I wanted a snack, and after chatting to the castle café owner about his kids (he had pictures on the walls) I spent some time with him going through all the foods seeing if there was something dairy free for me. We eventually found these tasty chocolate wafers… then as he finished pouring my coffee he asked, ‘would you like some milk?’ I gave him a confused look and he burst out into a huge belly laugh. Totally had me. Loved that guy, and hearing about his super smart daughter that was training to be a Doctor.
As if that wasn’t enough for one day, we then were taken to ‘Little Petra.’ Petra itself is actually the name of a city in Southern Jordan, but usually associated specifically with one archeological site. What we saw that evening was epic – the sandstone, the carvings, the size & steepness of the rocks – it was hard to imagine what ‘normal’ Petra would bring the following day!

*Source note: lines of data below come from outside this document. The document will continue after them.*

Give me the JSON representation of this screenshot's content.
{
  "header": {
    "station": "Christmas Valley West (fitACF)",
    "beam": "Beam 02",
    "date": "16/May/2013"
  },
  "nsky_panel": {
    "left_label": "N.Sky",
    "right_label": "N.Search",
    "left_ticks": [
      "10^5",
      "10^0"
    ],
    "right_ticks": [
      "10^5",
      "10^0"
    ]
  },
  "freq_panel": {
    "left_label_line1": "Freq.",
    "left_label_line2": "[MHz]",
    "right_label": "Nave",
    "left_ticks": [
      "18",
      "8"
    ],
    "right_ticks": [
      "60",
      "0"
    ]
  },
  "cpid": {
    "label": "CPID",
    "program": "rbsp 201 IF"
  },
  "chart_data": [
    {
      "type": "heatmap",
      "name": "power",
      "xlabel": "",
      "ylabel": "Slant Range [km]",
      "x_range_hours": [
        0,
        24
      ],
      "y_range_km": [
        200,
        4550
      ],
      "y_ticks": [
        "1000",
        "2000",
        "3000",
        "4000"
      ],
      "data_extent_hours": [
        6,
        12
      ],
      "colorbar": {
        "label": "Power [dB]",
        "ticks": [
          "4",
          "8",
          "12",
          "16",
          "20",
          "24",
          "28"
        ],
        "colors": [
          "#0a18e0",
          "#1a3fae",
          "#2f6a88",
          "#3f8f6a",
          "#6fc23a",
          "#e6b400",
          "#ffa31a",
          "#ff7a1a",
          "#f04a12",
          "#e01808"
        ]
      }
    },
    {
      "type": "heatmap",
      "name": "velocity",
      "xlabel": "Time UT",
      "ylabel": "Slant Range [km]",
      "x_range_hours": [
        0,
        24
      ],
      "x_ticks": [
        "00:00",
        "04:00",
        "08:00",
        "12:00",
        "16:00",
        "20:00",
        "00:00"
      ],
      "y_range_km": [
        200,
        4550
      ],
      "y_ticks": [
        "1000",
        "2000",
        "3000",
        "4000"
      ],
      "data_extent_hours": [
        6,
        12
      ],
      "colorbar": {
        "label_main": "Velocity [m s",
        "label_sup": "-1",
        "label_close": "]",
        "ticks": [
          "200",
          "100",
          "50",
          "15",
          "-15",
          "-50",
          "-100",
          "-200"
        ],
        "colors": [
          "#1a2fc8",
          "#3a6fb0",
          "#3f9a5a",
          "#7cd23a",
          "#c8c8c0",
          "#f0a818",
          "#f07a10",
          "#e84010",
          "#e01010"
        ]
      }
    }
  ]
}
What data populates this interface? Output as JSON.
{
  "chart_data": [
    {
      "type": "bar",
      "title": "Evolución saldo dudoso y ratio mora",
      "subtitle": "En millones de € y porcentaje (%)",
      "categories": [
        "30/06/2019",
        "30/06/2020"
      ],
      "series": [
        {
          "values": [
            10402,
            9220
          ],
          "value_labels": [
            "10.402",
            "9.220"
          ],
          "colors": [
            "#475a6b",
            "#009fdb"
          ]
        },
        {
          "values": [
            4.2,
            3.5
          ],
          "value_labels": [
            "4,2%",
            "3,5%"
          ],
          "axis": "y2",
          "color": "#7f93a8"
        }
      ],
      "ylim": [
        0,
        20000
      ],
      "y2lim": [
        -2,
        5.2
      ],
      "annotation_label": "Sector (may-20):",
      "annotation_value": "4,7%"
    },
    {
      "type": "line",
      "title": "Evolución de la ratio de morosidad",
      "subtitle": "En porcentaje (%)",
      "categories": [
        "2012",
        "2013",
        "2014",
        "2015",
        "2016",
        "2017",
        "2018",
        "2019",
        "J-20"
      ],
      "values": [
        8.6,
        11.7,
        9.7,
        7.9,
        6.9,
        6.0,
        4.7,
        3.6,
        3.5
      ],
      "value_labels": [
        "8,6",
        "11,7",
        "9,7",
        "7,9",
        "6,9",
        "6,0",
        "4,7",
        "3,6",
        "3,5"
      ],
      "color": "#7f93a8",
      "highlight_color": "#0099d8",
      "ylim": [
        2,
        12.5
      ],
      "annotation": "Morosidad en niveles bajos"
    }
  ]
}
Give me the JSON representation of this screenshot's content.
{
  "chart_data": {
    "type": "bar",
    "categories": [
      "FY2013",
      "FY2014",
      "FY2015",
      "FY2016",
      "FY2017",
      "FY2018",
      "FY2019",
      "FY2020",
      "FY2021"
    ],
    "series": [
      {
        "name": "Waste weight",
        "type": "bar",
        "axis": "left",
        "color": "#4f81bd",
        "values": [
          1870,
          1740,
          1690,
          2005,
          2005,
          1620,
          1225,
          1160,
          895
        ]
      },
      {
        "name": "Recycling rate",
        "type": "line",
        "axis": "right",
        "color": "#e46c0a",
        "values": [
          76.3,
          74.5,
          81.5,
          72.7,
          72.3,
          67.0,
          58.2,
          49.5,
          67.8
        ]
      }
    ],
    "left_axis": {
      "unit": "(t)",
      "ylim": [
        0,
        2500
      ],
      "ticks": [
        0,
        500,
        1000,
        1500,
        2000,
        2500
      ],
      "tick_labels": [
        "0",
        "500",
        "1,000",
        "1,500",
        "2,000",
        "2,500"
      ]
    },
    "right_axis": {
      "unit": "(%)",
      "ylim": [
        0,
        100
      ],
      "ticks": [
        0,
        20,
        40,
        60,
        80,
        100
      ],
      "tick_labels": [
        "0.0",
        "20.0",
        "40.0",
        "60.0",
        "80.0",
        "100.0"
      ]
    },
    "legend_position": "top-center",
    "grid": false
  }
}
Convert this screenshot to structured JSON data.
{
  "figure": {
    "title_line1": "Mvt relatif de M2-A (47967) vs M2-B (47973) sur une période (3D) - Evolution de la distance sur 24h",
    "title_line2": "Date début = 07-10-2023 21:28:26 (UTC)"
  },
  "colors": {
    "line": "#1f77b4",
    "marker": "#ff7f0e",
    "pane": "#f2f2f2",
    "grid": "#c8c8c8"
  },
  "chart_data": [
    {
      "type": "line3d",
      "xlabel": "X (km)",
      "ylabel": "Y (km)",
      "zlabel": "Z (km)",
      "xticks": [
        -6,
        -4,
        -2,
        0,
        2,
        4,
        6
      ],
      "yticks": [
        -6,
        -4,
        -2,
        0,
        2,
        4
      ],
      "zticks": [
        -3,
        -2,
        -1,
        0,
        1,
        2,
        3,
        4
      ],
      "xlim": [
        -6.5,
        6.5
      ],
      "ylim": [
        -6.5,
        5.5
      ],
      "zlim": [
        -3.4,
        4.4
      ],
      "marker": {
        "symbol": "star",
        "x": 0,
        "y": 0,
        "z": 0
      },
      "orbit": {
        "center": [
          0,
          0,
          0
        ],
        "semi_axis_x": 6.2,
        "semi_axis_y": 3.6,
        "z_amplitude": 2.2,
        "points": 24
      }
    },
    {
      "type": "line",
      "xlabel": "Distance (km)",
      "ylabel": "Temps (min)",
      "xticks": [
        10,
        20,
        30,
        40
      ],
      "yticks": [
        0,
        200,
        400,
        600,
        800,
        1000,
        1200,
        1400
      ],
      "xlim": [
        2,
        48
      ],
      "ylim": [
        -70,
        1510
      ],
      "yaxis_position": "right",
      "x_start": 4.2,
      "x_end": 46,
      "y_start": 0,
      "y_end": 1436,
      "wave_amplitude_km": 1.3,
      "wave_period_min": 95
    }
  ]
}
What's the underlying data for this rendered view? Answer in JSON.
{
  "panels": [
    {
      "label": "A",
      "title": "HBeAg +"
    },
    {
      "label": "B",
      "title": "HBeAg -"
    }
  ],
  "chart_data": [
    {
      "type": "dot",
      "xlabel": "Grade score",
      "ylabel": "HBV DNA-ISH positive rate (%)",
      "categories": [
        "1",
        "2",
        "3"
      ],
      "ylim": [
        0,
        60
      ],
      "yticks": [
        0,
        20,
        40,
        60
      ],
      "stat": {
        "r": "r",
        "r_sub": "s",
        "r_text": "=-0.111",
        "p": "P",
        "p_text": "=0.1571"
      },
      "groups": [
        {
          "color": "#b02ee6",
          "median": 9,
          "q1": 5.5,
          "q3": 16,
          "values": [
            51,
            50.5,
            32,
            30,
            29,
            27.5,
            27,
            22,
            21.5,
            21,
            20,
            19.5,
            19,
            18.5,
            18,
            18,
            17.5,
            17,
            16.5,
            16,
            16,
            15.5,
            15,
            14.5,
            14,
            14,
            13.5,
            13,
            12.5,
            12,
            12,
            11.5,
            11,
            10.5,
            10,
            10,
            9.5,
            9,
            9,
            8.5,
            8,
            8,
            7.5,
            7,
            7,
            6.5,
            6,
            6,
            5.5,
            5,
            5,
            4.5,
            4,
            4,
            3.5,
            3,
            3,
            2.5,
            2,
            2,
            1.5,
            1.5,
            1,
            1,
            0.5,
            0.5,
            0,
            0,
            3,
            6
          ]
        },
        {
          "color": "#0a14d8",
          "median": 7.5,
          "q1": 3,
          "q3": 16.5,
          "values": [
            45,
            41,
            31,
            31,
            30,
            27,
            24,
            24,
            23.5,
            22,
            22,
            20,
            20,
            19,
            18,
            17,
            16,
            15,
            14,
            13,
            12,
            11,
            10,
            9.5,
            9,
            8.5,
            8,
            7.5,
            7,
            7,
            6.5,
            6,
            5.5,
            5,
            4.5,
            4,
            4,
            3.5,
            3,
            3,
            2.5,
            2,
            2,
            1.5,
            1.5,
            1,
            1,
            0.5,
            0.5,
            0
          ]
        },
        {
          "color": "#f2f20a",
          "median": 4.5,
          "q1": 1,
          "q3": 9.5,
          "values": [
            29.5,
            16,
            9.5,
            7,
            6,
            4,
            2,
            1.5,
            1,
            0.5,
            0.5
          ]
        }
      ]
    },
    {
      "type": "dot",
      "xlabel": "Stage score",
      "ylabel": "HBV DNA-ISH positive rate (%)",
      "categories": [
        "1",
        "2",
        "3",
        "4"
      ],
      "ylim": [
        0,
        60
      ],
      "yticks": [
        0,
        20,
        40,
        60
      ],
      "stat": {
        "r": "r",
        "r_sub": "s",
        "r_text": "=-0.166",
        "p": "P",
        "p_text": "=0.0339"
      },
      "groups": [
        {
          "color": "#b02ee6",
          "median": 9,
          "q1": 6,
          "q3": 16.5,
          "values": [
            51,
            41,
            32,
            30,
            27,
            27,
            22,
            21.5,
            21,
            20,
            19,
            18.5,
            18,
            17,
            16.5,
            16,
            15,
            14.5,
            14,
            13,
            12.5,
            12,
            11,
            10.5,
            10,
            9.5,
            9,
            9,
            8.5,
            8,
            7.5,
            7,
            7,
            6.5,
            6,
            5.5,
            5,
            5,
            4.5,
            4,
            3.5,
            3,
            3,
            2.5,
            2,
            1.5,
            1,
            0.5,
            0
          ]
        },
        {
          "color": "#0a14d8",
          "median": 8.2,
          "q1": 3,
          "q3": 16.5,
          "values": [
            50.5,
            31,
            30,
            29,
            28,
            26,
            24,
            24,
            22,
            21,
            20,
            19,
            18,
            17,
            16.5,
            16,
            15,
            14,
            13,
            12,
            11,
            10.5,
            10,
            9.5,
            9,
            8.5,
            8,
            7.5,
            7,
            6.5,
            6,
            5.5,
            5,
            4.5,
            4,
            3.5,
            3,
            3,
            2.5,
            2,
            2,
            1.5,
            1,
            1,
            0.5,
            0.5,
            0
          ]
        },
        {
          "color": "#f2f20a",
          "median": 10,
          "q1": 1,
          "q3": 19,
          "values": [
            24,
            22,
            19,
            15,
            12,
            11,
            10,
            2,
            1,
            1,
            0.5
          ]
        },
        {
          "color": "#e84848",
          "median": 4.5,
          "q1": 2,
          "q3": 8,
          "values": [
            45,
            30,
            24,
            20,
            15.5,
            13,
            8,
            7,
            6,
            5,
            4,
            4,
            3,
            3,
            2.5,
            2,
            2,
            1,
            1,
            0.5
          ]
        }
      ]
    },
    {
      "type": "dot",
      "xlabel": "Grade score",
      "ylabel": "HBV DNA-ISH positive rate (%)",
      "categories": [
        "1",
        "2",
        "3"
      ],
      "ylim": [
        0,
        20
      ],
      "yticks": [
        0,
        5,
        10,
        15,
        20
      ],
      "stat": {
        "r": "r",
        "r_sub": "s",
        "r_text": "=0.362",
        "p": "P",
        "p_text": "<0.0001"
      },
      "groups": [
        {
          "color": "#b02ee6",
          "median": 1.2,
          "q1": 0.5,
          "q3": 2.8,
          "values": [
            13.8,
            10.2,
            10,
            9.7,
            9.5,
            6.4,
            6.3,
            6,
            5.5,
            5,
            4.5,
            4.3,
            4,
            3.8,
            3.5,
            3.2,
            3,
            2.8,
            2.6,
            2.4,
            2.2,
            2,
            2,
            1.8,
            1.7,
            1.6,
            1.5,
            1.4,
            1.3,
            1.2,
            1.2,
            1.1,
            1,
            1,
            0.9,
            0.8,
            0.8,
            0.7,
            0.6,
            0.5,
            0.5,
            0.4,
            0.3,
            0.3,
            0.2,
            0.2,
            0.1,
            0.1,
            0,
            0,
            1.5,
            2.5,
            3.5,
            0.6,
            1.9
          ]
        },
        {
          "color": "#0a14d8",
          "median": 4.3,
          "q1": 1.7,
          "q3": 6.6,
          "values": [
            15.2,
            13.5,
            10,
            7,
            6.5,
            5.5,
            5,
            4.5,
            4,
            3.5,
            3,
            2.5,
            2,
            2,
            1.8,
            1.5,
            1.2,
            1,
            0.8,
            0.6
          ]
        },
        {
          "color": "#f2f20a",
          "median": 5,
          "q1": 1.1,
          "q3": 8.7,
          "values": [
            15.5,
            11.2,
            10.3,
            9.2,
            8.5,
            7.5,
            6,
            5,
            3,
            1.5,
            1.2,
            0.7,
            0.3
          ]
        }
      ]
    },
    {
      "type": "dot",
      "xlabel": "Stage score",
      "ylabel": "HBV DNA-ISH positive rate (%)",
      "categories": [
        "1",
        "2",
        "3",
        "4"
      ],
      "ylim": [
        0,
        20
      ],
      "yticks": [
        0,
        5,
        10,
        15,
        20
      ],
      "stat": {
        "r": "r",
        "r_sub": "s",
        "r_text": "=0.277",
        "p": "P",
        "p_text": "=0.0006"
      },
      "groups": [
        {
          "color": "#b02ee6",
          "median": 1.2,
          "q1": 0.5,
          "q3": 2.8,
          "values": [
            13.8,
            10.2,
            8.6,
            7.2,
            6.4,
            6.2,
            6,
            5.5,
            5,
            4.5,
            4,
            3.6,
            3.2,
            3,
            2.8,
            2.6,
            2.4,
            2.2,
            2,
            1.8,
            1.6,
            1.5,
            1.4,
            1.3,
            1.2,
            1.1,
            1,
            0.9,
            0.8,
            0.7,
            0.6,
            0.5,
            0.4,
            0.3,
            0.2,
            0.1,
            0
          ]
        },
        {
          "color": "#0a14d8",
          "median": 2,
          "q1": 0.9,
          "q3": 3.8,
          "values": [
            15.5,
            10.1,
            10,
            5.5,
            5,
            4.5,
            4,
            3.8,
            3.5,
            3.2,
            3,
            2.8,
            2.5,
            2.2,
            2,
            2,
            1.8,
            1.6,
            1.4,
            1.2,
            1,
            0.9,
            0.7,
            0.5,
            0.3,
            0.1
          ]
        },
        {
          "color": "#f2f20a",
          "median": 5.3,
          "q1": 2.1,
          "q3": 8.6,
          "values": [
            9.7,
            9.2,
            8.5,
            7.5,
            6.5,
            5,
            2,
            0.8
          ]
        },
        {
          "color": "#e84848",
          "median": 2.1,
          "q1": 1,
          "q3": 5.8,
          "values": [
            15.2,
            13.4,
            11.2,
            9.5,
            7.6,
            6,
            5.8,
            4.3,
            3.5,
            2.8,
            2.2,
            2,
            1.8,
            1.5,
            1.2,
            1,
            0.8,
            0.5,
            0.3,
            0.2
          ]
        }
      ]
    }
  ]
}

One final surprise, our accommodation that night! We stayed in a private stone walled villa with an open courtyard, greeted by huge smiles and welcomes from the ladies that worked there, and treated to another delicious fresh Jordanian buffet dinner, complete with Kanafeh freshly made in front of us. (I of course couldn’t have this!)
After dinner some of us have henna tattoos done, and spent the evening chatting away with the local ladies.